Pubdate: Sun, 22 Oct 2000
Source: Ottawa Sun (CN ON)
Copyright: 2000, Canoe Limited Partnership
Contact:  380 Hunt Club Rd., Ottawa, Ontario, K1G 5H7
Website: http://www.canoe.ca/OttawaSun/
Forum: http://www.canoe.ca/Chat/home.html
Author: Darren Lum

HEMP FAN FIRED UP

Publisher Accuses Police Of Intimidation

TORONTO -- Hemp activist Marc Emery sat outside a Timmins police station 
yesterday baiting police to charge him for distributing his magazine.

But they didn't charge Emery, who sat at a desk and gave away more than 200 
copies of his magazine, Cannabis Culture.

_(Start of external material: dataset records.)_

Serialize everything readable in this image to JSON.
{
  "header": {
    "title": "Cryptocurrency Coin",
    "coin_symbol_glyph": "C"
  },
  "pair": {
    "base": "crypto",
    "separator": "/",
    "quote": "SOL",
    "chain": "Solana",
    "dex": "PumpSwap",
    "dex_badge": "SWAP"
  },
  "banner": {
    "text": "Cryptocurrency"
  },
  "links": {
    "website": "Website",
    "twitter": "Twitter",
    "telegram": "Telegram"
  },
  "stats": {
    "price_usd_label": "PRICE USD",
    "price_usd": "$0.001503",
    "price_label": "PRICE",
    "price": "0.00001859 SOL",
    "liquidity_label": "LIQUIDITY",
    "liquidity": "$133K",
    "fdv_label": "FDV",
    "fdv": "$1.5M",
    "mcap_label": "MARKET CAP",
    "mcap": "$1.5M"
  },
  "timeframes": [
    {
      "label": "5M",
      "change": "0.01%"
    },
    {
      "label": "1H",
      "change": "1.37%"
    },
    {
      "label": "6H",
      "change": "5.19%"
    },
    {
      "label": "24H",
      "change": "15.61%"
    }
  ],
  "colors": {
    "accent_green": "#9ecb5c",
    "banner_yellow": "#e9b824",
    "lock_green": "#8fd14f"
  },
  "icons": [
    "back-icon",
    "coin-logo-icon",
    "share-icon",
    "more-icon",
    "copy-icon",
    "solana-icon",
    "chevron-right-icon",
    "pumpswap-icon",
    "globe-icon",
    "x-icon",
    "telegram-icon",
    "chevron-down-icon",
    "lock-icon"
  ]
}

Police told area store owners they would be charged if they sold Cannabis 
Culture, after a school principal laid a complaint after finding a Grade 7 
student reading it in school.

The police believed the magazine had objectionable magazine content because 
it included the "production (and) cultivation of a narcotic." Timmins 
Const. Gilles Carbonneau said the police "have no problems with the written 
word." The problem, he said, lies with the visual content of the magazine.

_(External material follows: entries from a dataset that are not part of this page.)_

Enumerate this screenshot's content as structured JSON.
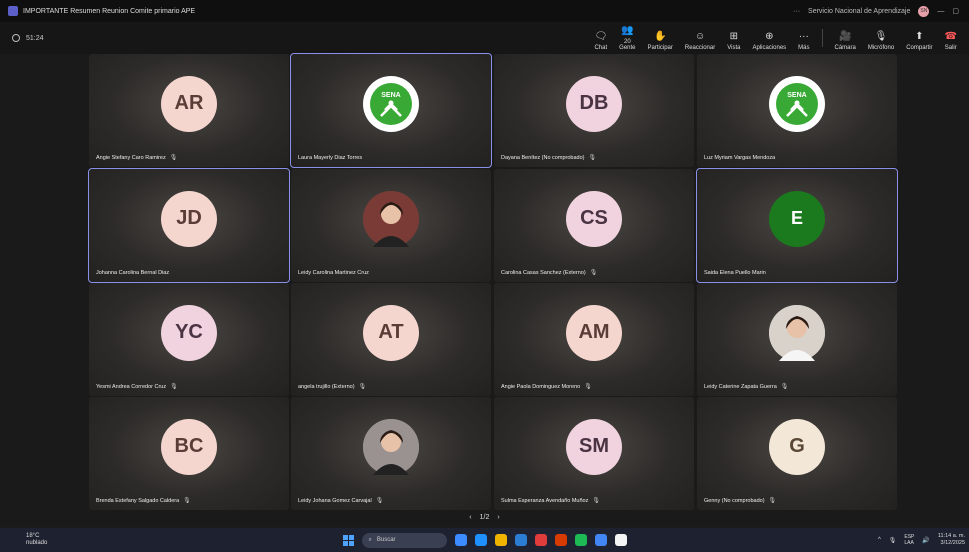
{
  "window": {
    "title": "IMPORTANTE Resumen Reunion Comite primario APE",
    "org": "Servicio Nacional de Aprendizaje",
    "org_avatar": "SN",
    "more": "···"
  },
  "toolbar": {
    "timer": "51:24",
    "tools": [
      {
        "key": "chat",
        "label": "Chat",
        "icon": "chat-icon",
        "glyph": "🗨"
      },
      {
        "key": "people",
        "label": "Gente",
        "icon": "people-icon",
        "glyph": "👥",
        "badge": "20"
      },
      {
        "key": "raise",
        "label": "Participar",
        "icon": "raise-hand-icon",
        "glyph": "✋"
      },
      {
        "key": "react",
        "label": "Reaccionar",
        "icon": "emoji-icon",
        "glyph": "☺"
      },
      {
        "key": "view",
        "label": "Vista",
        "icon": "grid-view-icon",
        "glyph": "⊞"
      },
      {
        "key": "apps",
        "label": "Aplicaciones",
        "icon": "apps-icon",
        "glyph": "⊕"
      },
      {
        "key": "more",
        "label": "Más",
        "icon": "more-icon",
        "glyph": "···"
      }
    ],
    "media": [
      {
        "key": "camera",
        "label": "Cámara",
        "icon": "camera-icon",
        "glyph": "🎥"
      },
      {
        "key": "mic",
        "label": "Micrófono",
        "icon": "mic-off-icon",
        "glyph": "🎙"
      },
      {
        "key": "share",
        "label": "Compartir",
        "icon": "share-icon",
        "glyph": "⬆"
      },
      {
        "key": "leave",
        "label": "Salir",
        "icon": "leave-call-icon",
        "glyph": "☎"
      }
    ]
  },
  "participants": [
    {
      "name": "Angie Stefany Caro Ramirez",
      "initials": "AR",
      "style": "light",
      "muted": true,
      "active": false
    },
    {
      "name": "Laura Mayerly Diaz Torres",
      "initials": "SENA",
      "style": "sena",
      "muted": false,
      "active": true
    },
    {
      "name": "Dayana Benítez (No comprobado)",
      "initials": "DB",
      "style": "pink",
      "muted": true,
      "active": false
    },
    {
      "name": "Luz Myriam Vargas Mendoza",
      "initials": "SENA",
      "style": "sena",
      "muted": false,
      "active": false
    },
    {
      "name": "Johanna Carolina Bernal Diaz",
      "initials": "JD",
      "style": "light",
      "muted": false,
      "active": true
    },
    {
      "name": "Leidy Carolina Martinez Cruz",
      "initials": "",
      "style": "photo",
      "muted": false,
      "active": false
    },
    {
      "name": "Carolina Casas Sanchez (Externo)",
      "initials": "CS",
      "style": "pink",
      "muted": true,
      "active": false
    },
    {
      "name": "Saida Elena Puello Marin",
      "initials": "E",
      "style": "green",
      "muted": false,
      "active": true
    },
    {
      "name": "Yesmi Andrea Corredor Cruz",
      "initials": "YC",
      "style": "pink",
      "muted": true,
      "active": false
    },
    {
      "name": "angela trujillo (Externo)",
      "initials": "AT",
      "style": "light",
      "muted": true,
      "active": false
    },
    {
      "name": "Angie Paola Dominguez Moreno",
      "initials": "AM",
      "style": "light",
      "muted": true,
      "active": false
    },
    {
      "name": "Leidy Caterine Zapata Guerra",
      "initials": "",
      "style": "photo2",
      "muted": true,
      "active": false
    },
    {
      "name": "Brenda Estefany Salgado Caldera",
      "initials": "BC",
      "style": "light",
      "muted": true,
      "active": false
    },
    {
      "name": "Leidy Johana Gomez Carvajal",
      "initials": "",
      "style": "photo3",
      "muted": true,
      "active": false
    },
    {
      "name": "Sulma Esperanza Avendaño Muñoz",
      "initials": "SM",
      "style": "pink",
      "muted": true,
      "active": false
    },
    {
      "name": "Genny (No comprobado)",
      "initials": "G",
      "style": "cream",
      "muted": true,
      "active": false
    }
  ],
  "pager": {
    "prev": "‹",
    "label": "1/2",
    "next": "›"
  },
  "taskbar": {
    "temp": "18°C",
    "weather": "nublado",
    "search": "Buscar",
    "lang": "ESP",
    "lang2": "LAA",
    "time": "11:14 a. m.",
    "date": "3/12/2025",
    "apps": [
      "#3c8cff",
      "#1e90ff",
      "#f0b400",
      "#2b7cd3",
      "#e03c3c",
      "#d83b01",
      "#1db954",
      "#4285f4",
      "#f5f5f5"
    ]
  }
}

Carbonneau said one of the 14 Timmins' distributors for Cannabis Culture 
magazine called police and was told anyone selling magazines with pictures 
"real or fictitious" of illegal acts could be arrested under Section 163, 
of the criminal code.

Cops 'Invented Law'

But Emery, who travelled from his B.C. home to protest the ban, said police 
were just "intimidating local people."

"The police invented a law that is inapplicable to my magazine," said 
Emery, the magazine's publisher.

"It's a very serious situation ... there are implications for other 
magazines as well," he added.

He said magazines on motorcycles, tattoos, and horror movies could be 
targeted if the police responded to every complaint.